Seit einigen Tagen war sie stationär in einer Einrichtung, die ihr helfen sollte. Sie hatte mehr als Glück gehabt, so schnell einen Platz überhaupt bekommen zu haben. So richtig öffnen konnte sie sich jedoch nicht, weil sie gar nicht genau wusste, wo ihre Probleme im Allgemeinen anfingen.

Sie sah auf ihre Zimmertüre und ... entschied sich dann doch vielleicht spazieren zu gehen. Irgendwie wollte sie nicht nur herumliegen, nachdem sie Tage damit verbracht hatte.

Ihr Weg führte durch Flure, die Treppe hinab, und schließlich in den Park, wo sie ein paar wenige Leute sah, die wohl dasselbe wie sie im Sinn gehabt hatten.

Sofort blieb sie stehen und überlegte, ob sie nicht doch wieder hineingehen sollte.

»Unentschlossen?« , fragte sie eine tiefe Stimme von rechts und sie blickte hin.

Ein großer Junge mit pinkgefärbten wirrem Haar, und einigen sichtbaren Tätowierungen saß auf einen der Bänke, die sich an der Hauswand befanden, und rauchte eine Zigarette.

Nia näherte sich ihm. »Ja, ich wollte eigentlich raus, aber wusste nicht, dass so viele auch hier sein würden.«

Er zeigte gen Himmel. »Das Wetter.« , sagte er. »Sobald die Sonne scheint, meinen manche man sollte nach draußen, das Licht in sich aufnehmen und so weiter und so fort. Komisches Bedürfnis, ein wenig Helligkeit ins Dunkle zu lassen.«

Der Junge hielt ihr eine Zigarette hin, die sie dankend annahm und ließ sich diese auch anzünden. Sie inhalierte tief und hustete augenblicklich.

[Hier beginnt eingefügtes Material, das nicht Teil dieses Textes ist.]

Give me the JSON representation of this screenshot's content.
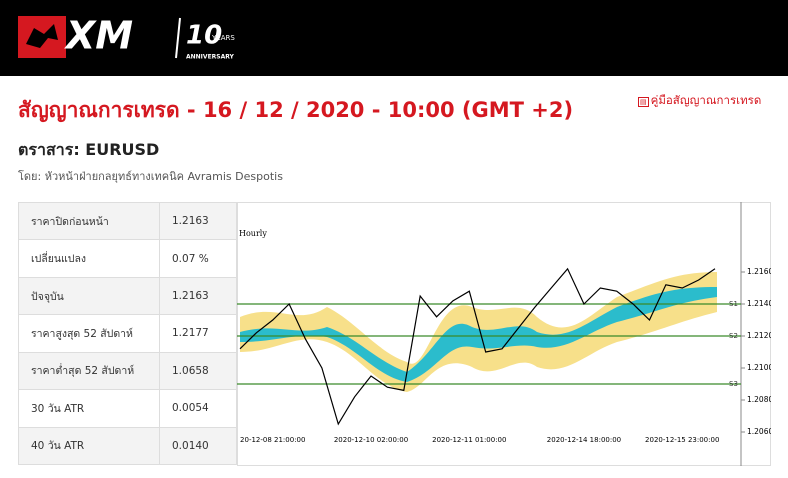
{
  "header": {
    "logo": "XM",
    "anniversary_number": "10",
    "anniversary_years": "YEARS",
    "anniversary_word": "ANNIVERSARY"
  },
  "title": "สัญญาณการเทรด - 16 / 12 / 2020 - 10:00 (GMT +2)",
  "guide_link": "คู่มือสัญญาณการเทรด",
  "instrument": "ตราสาร: EURUSD",
  "author": "โดย: หัวหน้าฝ่ายกลยุทธ์ทางเทคนิค Avramis Despotis",
  "table": {
    "rows": [
      [
        "ราคาปิดก่อนหน้า",
        "1.2163"
      ],
      [
        "เปลี่ยนแปลง",
        "0.07 %"
      ],
      [
        "ปัจจุบัน",
        "1.2163"
      ],
      [
        "ราคาสูงสุด 52 สัปดาห์",
        "1.2177"
      ],
      [
        "ราคาต่ำสุด 52 สัปดาห์",
        "1.0658"
      ],
      [
        "30 วัน ATR",
        "0.0054"
      ],
      [
        "40 วัน ATR",
        "0.0140"
      ]
    ]
  },
  "chart_data": {
    "type": "line",
    "title": "Hourly",
    "color": "#000000",
    "categories": [
      null,
      null,
      "20-12-08 21:00:00",
      null,
      null,
      null,
      null,
      null,
      "2020-12-10 02:00:00",
      null,
      null,
      null,
      null,
      null,
      "2020-12-11 01:00:00",
      null,
      null,
      null,
      null,
      null,
      null,
      "2020-12-14 18:00:00",
      null,
      null,
      null,
      null,
      null,
      "2020-12-15 23:00:00",
      null,
      null
    ],
    "values": [
      1.2112,
      1.2122,
      1.213,
      1.214,
      1.2118,
      1.21,
      1.2065,
      1.2082,
      1.2095,
      1.2088,
      1.2086,
      1.2145,
      1.2132,
      1.2142,
      1.2148,
      1.211,
      1.2112,
      1.2125,
      1.2138,
      1.215,
      1.2162,
      1.214,
      1.215,
      1.2148,
      1.214,
      1.213,
      1.2152,
      1.215,
      1.2155,
      1.2162
    ],
    "ylim": [
      1.206,
      1.218
    ],
    "yticks": [
      {
        "value": 1.206,
        "label": "1.2060"
      },
      {
        "value": 1.208,
        "label": "1.2080"
      },
      {
        "value": 1.21,
        "label": "1.2100"
      },
      {
        "value": 1.212,
        "label": "1.2120"
      },
      {
        "value": 1.214,
        "label": "1.2140"
      },
      {
        "value": 1.216,
        "label": "1.2160"
      }
    ],
    "levels": [
      {
        "name": "S1",
        "value": 1.214
      },
      {
        "name": "S2",
        "value": 1.212
      },
      {
        "name": "S3",
        "value": 1.209
      }
    ],
    "level_color": "#3a8a2a"
  }
}
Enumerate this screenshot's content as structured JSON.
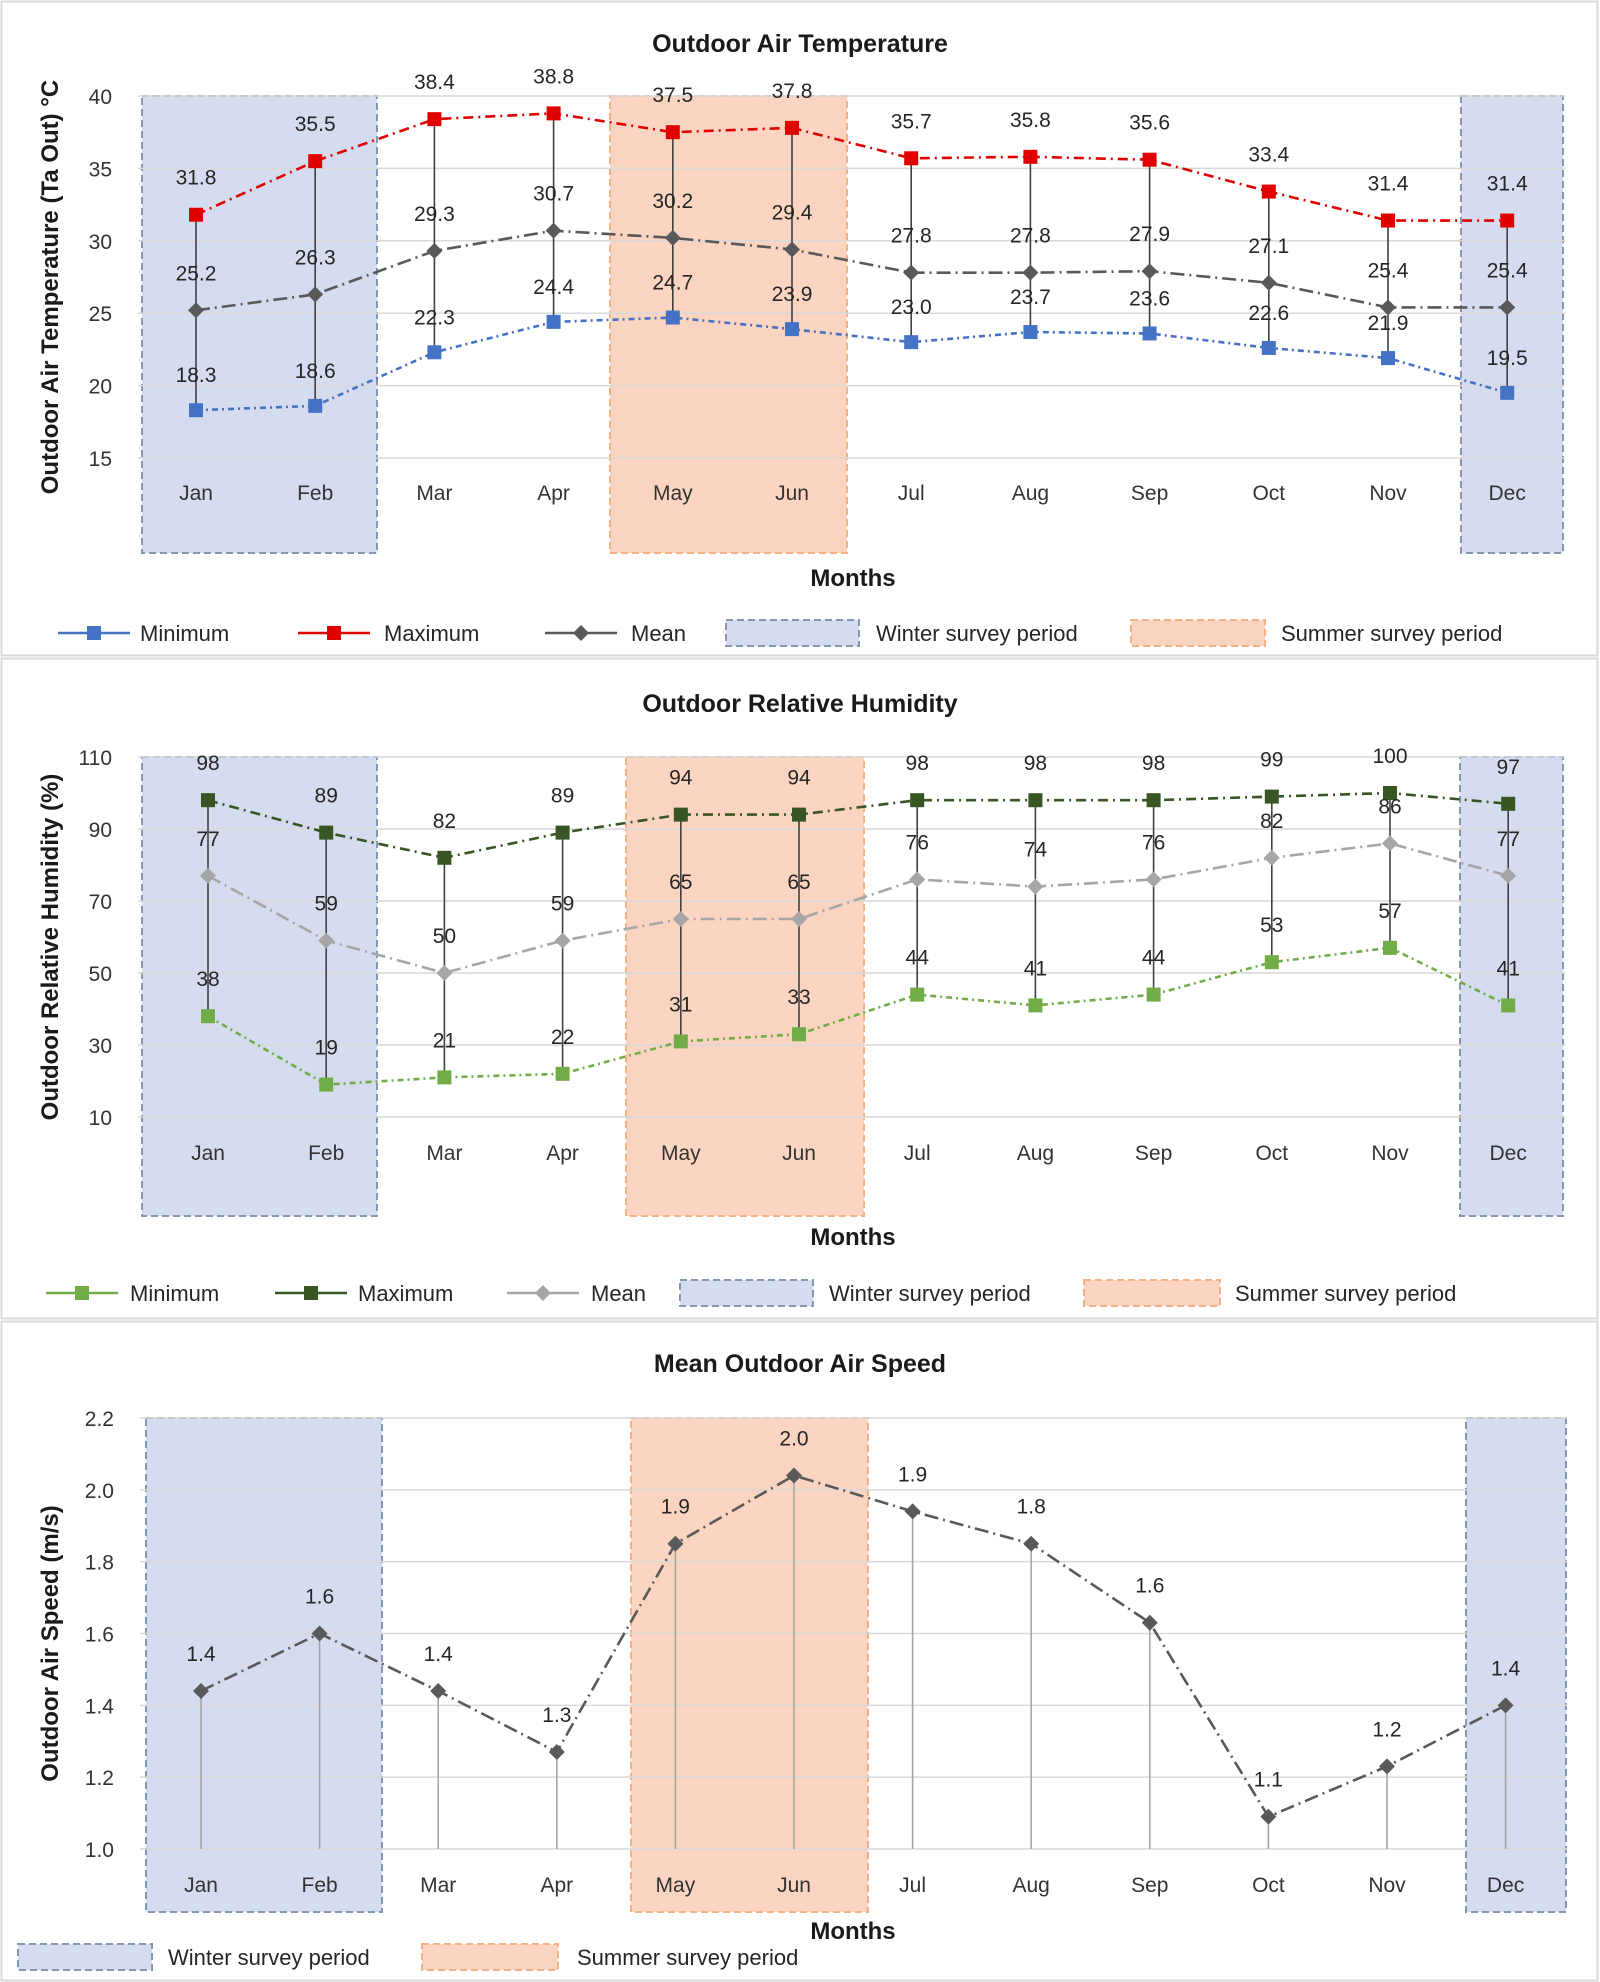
{
  "colors": {
    "temp_min": "#4472c4",
    "temp_max": "#e00000",
    "temp_mean": "#595959",
    "rh_min": "#70ad47",
    "rh_max": "#375623",
    "rh_mean": "#a6a6a6",
    "speed_mean": "#595959",
    "winter_fill": "#d6dcef",
    "winter_stroke": "#8497b0",
    "summer_fill": "#fbd5c1",
    "summer_stroke": "#f4b183",
    "grid": "#d9d9d9",
    "drop_line": "#404040"
  },
  "chart_data": [
    {
      "type": "line",
      "title": "Outdoor Air Temperature",
      "xlabel": "Months",
      "ylabel": "Outdoor Air Temperature (Ta Out) °C",
      "categories": [
        "Jan",
        "Feb",
        "Mar",
        "Apr",
        "May",
        "Jun",
        "Jul",
        "Aug",
        "Sep",
        "Oct",
        "Nov",
        "Dec"
      ],
      "ylim": [
        15,
        40
      ],
      "yticks": [
        "15",
        "20",
        "25",
        "30",
        "35",
        "40"
      ],
      "grid": true,
      "series": [
        {
          "name": "Minimum",
          "values": [
            18.3,
            18.6,
            22.3,
            24.4,
            24.7,
            23.9,
            23.0,
            23.7,
            23.6,
            22.6,
            21.9,
            19.5
          ],
          "labels": [
            "18.3",
            "18.6",
            "22.3",
            "24.4",
            "24.7",
            "23.9",
            "23.0",
            "23.7",
            "23.6",
            "22.6",
            "21.9",
            "19.5"
          ],
          "marker": "square"
        },
        {
          "name": "Maximum",
          "values": [
            31.8,
            35.5,
            38.4,
            38.8,
            37.5,
            37.8,
            35.7,
            35.8,
            35.6,
            33.4,
            31.4,
            31.4
          ],
          "labels": [
            "31.8",
            "35.5",
            "38.4",
            "38.8",
            "37.5",
            "37.8",
            "35.7",
            "35.8",
            "35.6",
            "33.4",
            "31.4",
            "31.4"
          ],
          "marker": "square"
        },
        {
          "name": "Mean",
          "values": [
            25.2,
            26.3,
            29.3,
            30.7,
            30.2,
            29.4,
            27.8,
            27.8,
            27.9,
            27.1,
            25.4,
            25.4
          ],
          "labels": [
            "25.2",
            "26.3",
            "29.3",
            "30.7",
            "30.2",
            "29.4",
            "27.8",
            "27.8",
            "27.9",
            "27.1",
            "25.4",
            "25.4"
          ],
          "marker": "diamond"
        }
      ],
      "legend": [
        "Minimum",
        "Maximum",
        "Mean",
        "Winter survey period",
        "Summer survey period"
      ],
      "legend_position": "bottom"
    },
    {
      "type": "line",
      "title": "Outdoor Relative Humidity",
      "xlabel": "Months",
      "ylabel": "Outdoor Relative Humidity (%)",
      "categories": [
        "Jan",
        "Feb",
        "Mar",
        "Apr",
        "May",
        "Jun",
        "Jul",
        "Aug",
        "Sep",
        "Oct",
        "Nov",
        "Dec"
      ],
      "ylim": [
        10,
        110
      ],
      "yticks": [
        "10",
        "30",
        "50",
        "70",
        "90",
        "110"
      ],
      "grid": true,
      "series": [
        {
          "name": "Minimum",
          "values": [
            38,
            19,
            21,
            22,
            31,
            33,
            44,
            41,
            44,
            53,
            57,
            41
          ],
          "labels": [
            "38",
            "19",
            "21",
            "22",
            "31",
            "33",
            "44",
            "41",
            "44",
            "53",
            "57",
            "41"
          ],
          "marker": "square"
        },
        {
          "name": "Maximum",
          "values": [
            98,
            89,
            82,
            89,
            94,
            94,
            98,
            98,
            98,
            99,
            100,
            97
          ],
          "labels": [
            "98",
            "89",
            "82",
            "89",
            "94",
            "94",
            "98",
            "98",
            "98",
            "99",
            "100",
            "97"
          ],
          "marker": "square"
        },
        {
          "name": "Mean",
          "values": [
            77,
            59,
            50,
            59,
            65,
            65,
            76,
            74,
            76,
            82,
            86,
            77
          ],
          "labels": [
            "77",
            "59",
            "50",
            "59",
            "65",
            "65",
            "76",
            "74",
            "76",
            "82",
            "86",
            "77"
          ],
          "marker": "diamond"
        }
      ],
      "legend": [
        "Minimum",
        "Maximum",
        "Mean",
        "Winter survey period",
        "Summer survey period"
      ],
      "legend_position": "bottom"
    },
    {
      "type": "line",
      "title": "Mean Outdoor Air Speed",
      "xlabel": "Months",
      "ylabel": "Outdoor Air Speed (m/s)",
      "categories": [
        "Jan",
        "Feb",
        "Mar",
        "Apr",
        "May",
        "Jun",
        "Jul",
        "Aug",
        "Sep",
        "Oct",
        "Nov",
        "Dec"
      ],
      "ylim": [
        1.0,
        2.2
      ],
      "yticks": [
        "1.0",
        "1.2",
        "1.4",
        "1.6",
        "1.8",
        "2.0",
        "2.2"
      ],
      "grid": true,
      "series": [
        {
          "values": [
            1.44,
            1.6,
            1.44,
            1.27,
            1.85,
            2.04,
            1.94,
            1.85,
            1.63,
            1.09,
            1.23,
            1.4
          ],
          "labels": [
            "1.4",
            "1.6",
            "1.4",
            "1.3",
            "1.9",
            "2.0",
            "1.9",
            "1.8",
            "1.6",
            "1.1",
            "1.2",
            "1.4"
          ],
          "marker": "diamond"
        }
      ],
      "legend": [
        "Winter survey period",
        "Summer survey period"
      ],
      "legend_position": "bottom"
    }
  ]
}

Er lachte, aber nicht in dem Sinne, dass er sie auslachen würde. »Hey, ich wollt' dich nicht verführen.«

Nia lächelte verlegen, weil sie sein Lächeln irgendwie süß empfand. »Nein, ich ... ich wollt's eh ma' ausprobieren.«

»Der Genuss kommt erst später.« Er reichte ihr die Hand. »Ich bin Nelio.«

»Nia.« , stellte sie sich vor.

»Freut mich Nia.«

Sie zog erneut an der Zigarette und hustete dieses Mal ein bisschen weniger. »Warum ... bist du hier?« , fragte sie und wusste nicht, ob dies zu aufdringlich erscheinen würde. Fragte man zur Diskussion Stehendes überhaupt in so einer Einrichtung?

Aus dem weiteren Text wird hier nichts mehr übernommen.